11L’accès à l’art de vivre préfrontal sous-tend l’acceptation de l’incertitude. La vie est faite d’imprévus. La prise de risque est la seule réponse raisonnable à la non-maîtrise structurelle du monde dans lequel nous vivons. Mais heureusement, l’intelligence préfrontale sait gérer l’incertitude. L’anxiété ne viendrait donc pas de l’incertitude mais du refus que nous avons de l’assumer. En cas d’échec, la culpabilité anxieuse est une négation du risque. C’est une caractéristique limbique tandis que le mode préfrontal « sait qu’il ne sait pas » et y puise de l’apaisement. Echouer est d’abord l’accomplissement d’un choix risqué qui a mal tourné … mais peut être moins qu’un autre. La réussite n’est que l’inverse, un état aléatoire et provisoire.
12L’auteur se pose alors la question de la confiance en soi. Pour pouvoir rebondir de l’échec, la première chose à apprendre, ou à réapprendre constamment, est notre confiance en nos capacités d’apprentissage. Nous manquons souvent de confiance en nous. Cela pourrait être bon signe tant que cela concerne le MMA (pour des raisons biologiques, l’échec est beaucoup plus programmant que le succès). Nous pouvons alors chercher la confiance au deuxième degré, en notre capacité d’adaptation.

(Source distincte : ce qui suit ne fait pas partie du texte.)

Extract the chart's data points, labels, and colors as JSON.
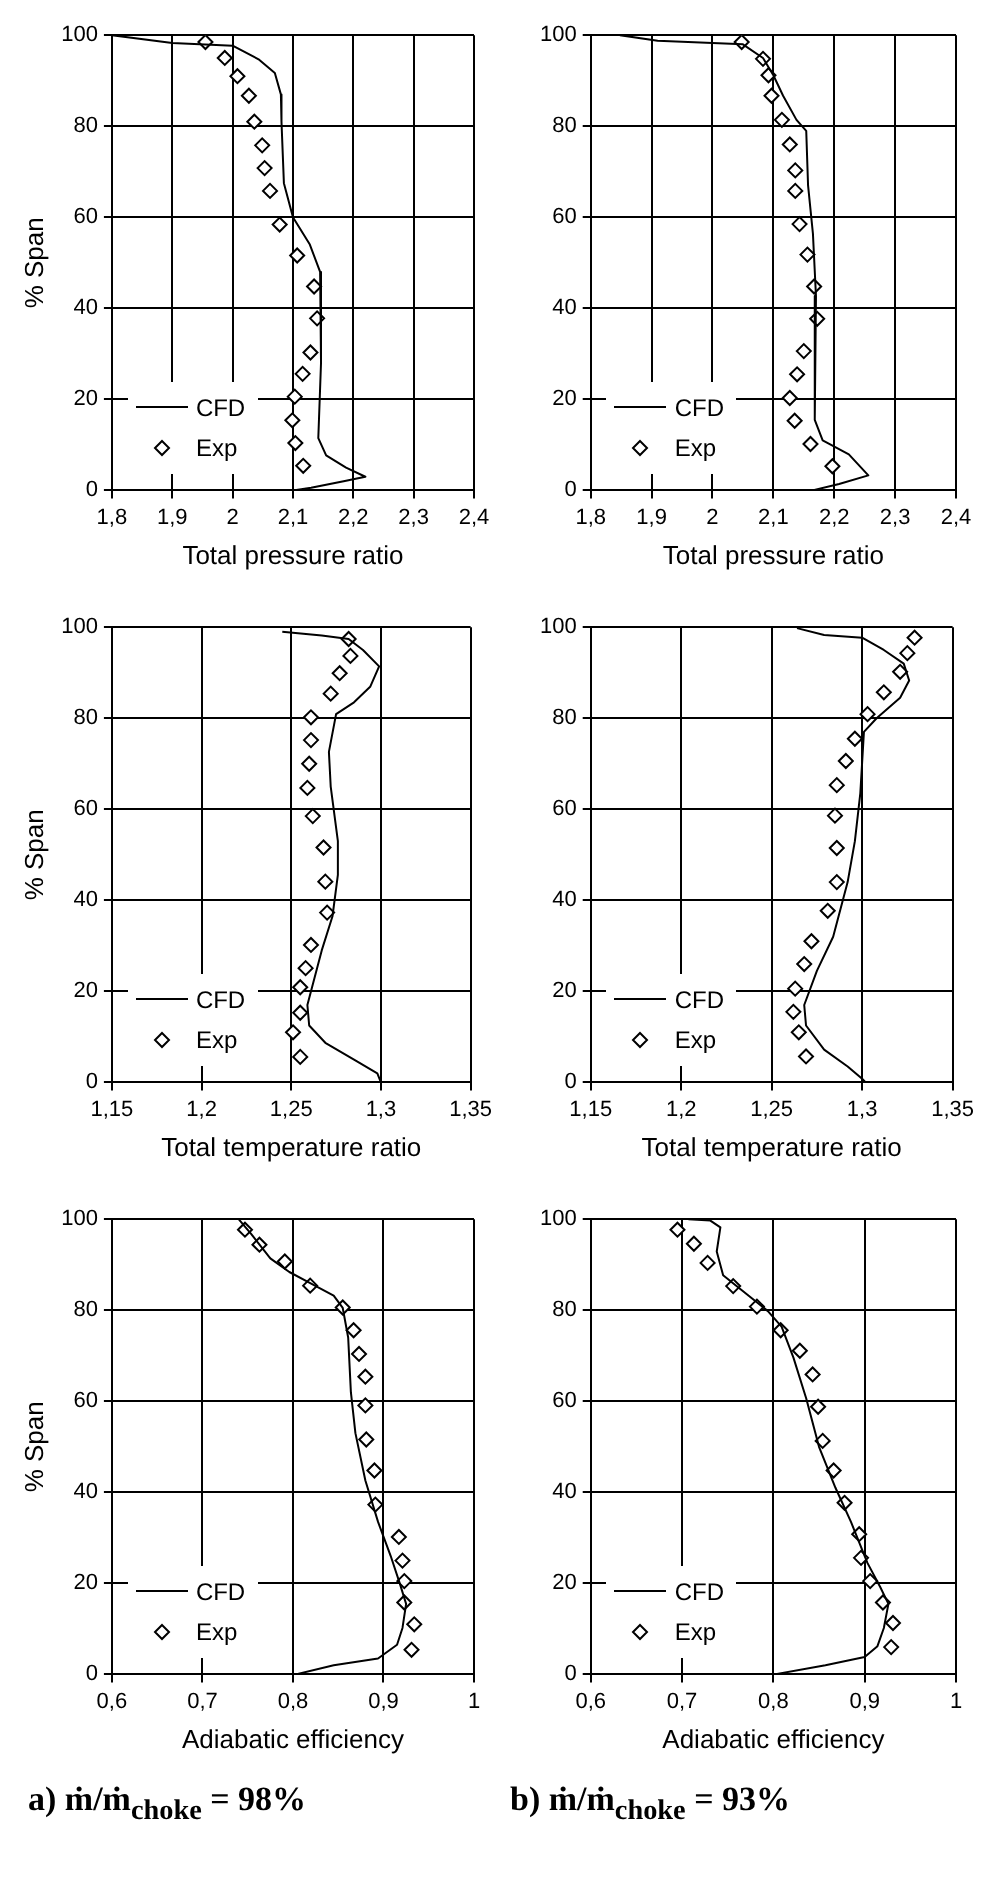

13La GMM est par définition une gestion d’état mental, une compétence dans la gestion de notre cerveau. Elle nous permet de recruter le mode mental adapté à la situation. Mais elle ne se prétend pas thérapie à part entière. Elle ne prétend notamment pas agir de façon précise et structurée à l’intérieur du mode émotionnel limbique. Elle permet en effet un contournement de l’émotionnel limbique, non pas en évitant l’objet qui le déclenche comme on le fait spontanément dans la vie, mais en « débranchant » en quelque sorte le MMA qui supporte le problème. Il s’agit d’un changement d’état mental qui permet de gérer avec calme et pertinence, mais sans refouler, une situation qui nous était autrement et jusqu’ici ingérable.
14Quelle que soit l’ambition du lecteur, outil de gestion d’une difficulté passagère ou changement comportemental plus profond, l’auteur l’incite à l’expérience d’un jeu sans défausse ni alibi. Stress = erreur de mode mental immédiat. Cela pour voir jusqu’où notre vie pourrait changer, à commencer par une augmentation de sérénité même en situation difficile. Mais aussi pour l’intelligence qu’il révèle. Car c’est lui qui fait les génies, les scientifiques, les philosophes et les méditants, les créatifs et les altruistes.